Of course, the pirate sash is ubiquitous and probably worn for two reasons. The first is a practical reason – it helped firm the abdomen and lower back, which made the endless hauling of ropes and sails a little easier on the body. The second reason is that it was a finger to the wealthy establishment back home, where only the ruling class wore sashes.

A pirate wore a thick leather belt, again, to strengthen his abdomen.




Also, there was a quintessential headscarf to keep the sweat off his face.

And, because he was active in combat, he'd have worn a baldric to hold his cutlass and his pistols.

Pirates loved jewelry. And because of the pirate code, all booty was shared equally. This means that even a lowly shipman could show off his bling.




Did pirates wear makeup? Possibly. We haven't been able to find any accounts to say, definitely. But warrior groups have often worn war paint to appear more aggressive and, given that pirates were exposed to many different cultures, some of which certainly did wear makeup, there's nothing to suggest that they didn't.

So, the pirate’s look was billowy, exotic, and eclectic.

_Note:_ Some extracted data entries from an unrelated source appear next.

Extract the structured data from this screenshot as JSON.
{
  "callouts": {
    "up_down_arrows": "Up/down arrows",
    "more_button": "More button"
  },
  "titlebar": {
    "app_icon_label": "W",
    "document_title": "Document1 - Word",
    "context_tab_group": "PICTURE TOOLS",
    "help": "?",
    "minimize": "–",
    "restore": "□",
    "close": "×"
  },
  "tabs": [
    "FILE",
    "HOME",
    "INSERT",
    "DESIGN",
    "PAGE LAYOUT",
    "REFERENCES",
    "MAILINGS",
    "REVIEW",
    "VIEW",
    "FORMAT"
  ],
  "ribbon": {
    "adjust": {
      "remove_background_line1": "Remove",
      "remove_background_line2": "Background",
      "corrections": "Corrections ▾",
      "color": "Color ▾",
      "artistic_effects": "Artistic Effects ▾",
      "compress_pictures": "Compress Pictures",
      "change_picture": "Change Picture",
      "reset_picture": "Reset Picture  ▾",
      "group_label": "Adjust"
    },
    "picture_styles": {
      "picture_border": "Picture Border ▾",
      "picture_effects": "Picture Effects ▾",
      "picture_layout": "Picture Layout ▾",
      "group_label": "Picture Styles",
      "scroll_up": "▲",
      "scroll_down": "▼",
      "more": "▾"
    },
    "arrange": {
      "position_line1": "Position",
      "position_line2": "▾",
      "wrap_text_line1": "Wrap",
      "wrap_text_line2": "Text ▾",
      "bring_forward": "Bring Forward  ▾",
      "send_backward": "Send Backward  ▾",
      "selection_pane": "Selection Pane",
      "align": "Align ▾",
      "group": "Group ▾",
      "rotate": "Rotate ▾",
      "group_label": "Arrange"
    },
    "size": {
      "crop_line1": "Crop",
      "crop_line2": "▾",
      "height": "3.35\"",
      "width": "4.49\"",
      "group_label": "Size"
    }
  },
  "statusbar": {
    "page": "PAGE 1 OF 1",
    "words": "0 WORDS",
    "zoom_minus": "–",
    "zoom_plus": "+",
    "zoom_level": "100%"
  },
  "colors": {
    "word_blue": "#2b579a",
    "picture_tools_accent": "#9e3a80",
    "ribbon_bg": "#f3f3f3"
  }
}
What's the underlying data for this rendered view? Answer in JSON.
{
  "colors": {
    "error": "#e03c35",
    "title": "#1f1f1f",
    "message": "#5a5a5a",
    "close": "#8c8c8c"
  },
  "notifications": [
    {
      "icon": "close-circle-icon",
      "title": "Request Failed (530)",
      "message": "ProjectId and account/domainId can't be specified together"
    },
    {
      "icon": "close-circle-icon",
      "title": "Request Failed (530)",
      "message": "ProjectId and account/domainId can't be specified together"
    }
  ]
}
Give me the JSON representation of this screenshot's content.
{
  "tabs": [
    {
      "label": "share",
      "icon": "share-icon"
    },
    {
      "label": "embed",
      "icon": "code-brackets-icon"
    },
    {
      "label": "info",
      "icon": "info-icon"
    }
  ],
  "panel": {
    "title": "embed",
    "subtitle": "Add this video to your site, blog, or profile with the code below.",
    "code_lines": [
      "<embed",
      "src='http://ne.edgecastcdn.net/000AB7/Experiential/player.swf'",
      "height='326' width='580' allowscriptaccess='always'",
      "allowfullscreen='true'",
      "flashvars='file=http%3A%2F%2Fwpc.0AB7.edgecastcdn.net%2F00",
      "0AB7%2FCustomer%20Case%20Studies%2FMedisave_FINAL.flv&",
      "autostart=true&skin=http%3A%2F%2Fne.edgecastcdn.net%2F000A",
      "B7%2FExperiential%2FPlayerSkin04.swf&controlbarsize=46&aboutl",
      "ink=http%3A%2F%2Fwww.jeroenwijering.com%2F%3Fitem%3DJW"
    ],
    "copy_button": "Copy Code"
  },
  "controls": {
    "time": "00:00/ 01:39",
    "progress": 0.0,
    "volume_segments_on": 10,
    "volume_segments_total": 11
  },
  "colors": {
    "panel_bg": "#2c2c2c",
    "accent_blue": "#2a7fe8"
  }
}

Like this etching of a pirate. This is Anne Bonny, a lady pirate. But all accounts say that she dressed in male attire.




Did pirates wear stripes? Many did, just as legitimate sailors did at the time and for the centuries later. That’s because it was thought that if somebody fell overboard, striped garments would make them easier to spot.

Historical attire of pirate captain

And now let's take a look at a pirate captain’s clothing. Because he didn't have to haul rigging or swab decks, his clothing would be more structured and fit a little tighter.

This is a basic upper-class suit from the very end of the 1600s or perhaps the beginning of the 1700s. And it is a starting point.




Jackets were the most prized possession of a pirate and there was, evidently, a real trend for plundering jackets with the most adornment. A fancy jacket to a pirate was everything. And yet, even the most beautiful jackets would often be rubbed with tar. Why? To make them waterproof. This was a very common practice amongst all seafaring folk in this era.

Of course, he'd have worn a baldric for his cutlass and his pistols.

And also, the fanciest hat he could steal.




But although pirates operated outside of the law, they were still members of the world in which they lived. A wealthy pirate captain could and did buy stuff as well, not everything was stolen. He could order and pay for goods to be shipped to him.

Just as ordinary pirates, captains wore sashes to show off, particularly silk sashes.

And, of course, he'd need his jewelry as well.




Now, the man in the image is starting to look more like a pirate and not just like a stylish 17th-century man.

Historical outfit of pirate wench

Unless she was an active pirate herself and, most assuredly, would have worn menswear, she would have worn a typical 17th-century dress.




Her clothing would have either been plundered from a vessel or she would have made it herself or had it made.

She would probably have worn quite a bit of stolen jewelry given to her by her husband or her boyfriend as a means of showing off his successor piracy.

There would probably have been exotic textiles used to accessorize – silk or calico shawls.

And a period hat.




Though, some of the pirate wenches would have dressed in a far grander style. The wife of a pirate captain, for example, may have worn extremely sumptuous clothing.